Jack Henry & Associates, Inc. reported that it earned $18.7 million in deconversion revenue for the fiscal third quarter ended March 31, 2026. The figure represents a 205% increase from the $6.2 million recorded in Q2 FY2026 and a 94% year‑over‑year rise from the $9.6 million earned in Q3 FY2025, underscoring a sharp uptick in one‑time fees tied to client acquisitions.
Deconversion revenue is generated when a customer’s contract is terminated because the customer is acquired by another financial institution. The fee is considered a non‑core, one‑time income stream and is excluded from Jack Henry’s non‑GAAP revenue calculations. The surge in Q3 reflects heightened merger and acquisition activity in the banking and credit‑union sector, which has increased the number of contracts that are terminated and the associated fees.
In light of the Q3 result, management raised its full‑year FY2026 deconversion revenue guidance to $37 million, up from the prior $20 million forecast. The adjustment signals confidence that the trend of client acquisitions will continue through the remainder of the year, and it aligns the guidance with the current quarterly momentum.

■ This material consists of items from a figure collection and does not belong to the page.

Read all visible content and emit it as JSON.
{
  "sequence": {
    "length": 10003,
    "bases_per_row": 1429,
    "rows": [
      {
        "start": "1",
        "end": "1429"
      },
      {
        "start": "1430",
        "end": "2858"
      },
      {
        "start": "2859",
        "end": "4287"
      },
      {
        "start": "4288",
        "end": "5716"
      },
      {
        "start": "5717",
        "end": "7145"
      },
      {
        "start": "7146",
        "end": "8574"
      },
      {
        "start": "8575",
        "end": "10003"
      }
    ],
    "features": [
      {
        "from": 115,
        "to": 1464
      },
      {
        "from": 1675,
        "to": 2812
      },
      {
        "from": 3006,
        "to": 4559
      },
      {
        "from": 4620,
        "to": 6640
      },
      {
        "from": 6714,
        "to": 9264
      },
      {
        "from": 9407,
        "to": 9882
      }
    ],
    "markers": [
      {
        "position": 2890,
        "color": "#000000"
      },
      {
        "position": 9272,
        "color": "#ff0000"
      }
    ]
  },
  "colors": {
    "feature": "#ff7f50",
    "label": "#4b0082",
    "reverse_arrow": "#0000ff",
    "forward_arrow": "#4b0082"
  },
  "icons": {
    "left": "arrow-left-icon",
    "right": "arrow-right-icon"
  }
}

While deconversion revenue is a non‑core component, the overall top‑line growth remains robust. Core revenue, which drives Jack Henry’s recurring business, grew 7.9% year‑over‑year in Q2 FY2026, and the company’s adjusted EBITDA margin expanded 280 basis points to 33.3% in the same period. The non‑core nature of deconversion fees means they do not distort the performance of the company’s core services, but they do add to cash flow and can influence short‑term earnings.
Analysts responded positively to the announcement, noting the significant beat in deconversion revenue and the upward revision of the full‑year guidance. The market reaction highlighted the company’s ability to capture one‑time fees from industry consolidation while maintaining strong execution in its core banking and payments solutions.
The event illustrates how industry consolidation can create opportunistic revenue streams for technology providers like Jack Henry, and it reinforces management’s confidence in sustaining higher deconversion revenue levels throughout FY2026.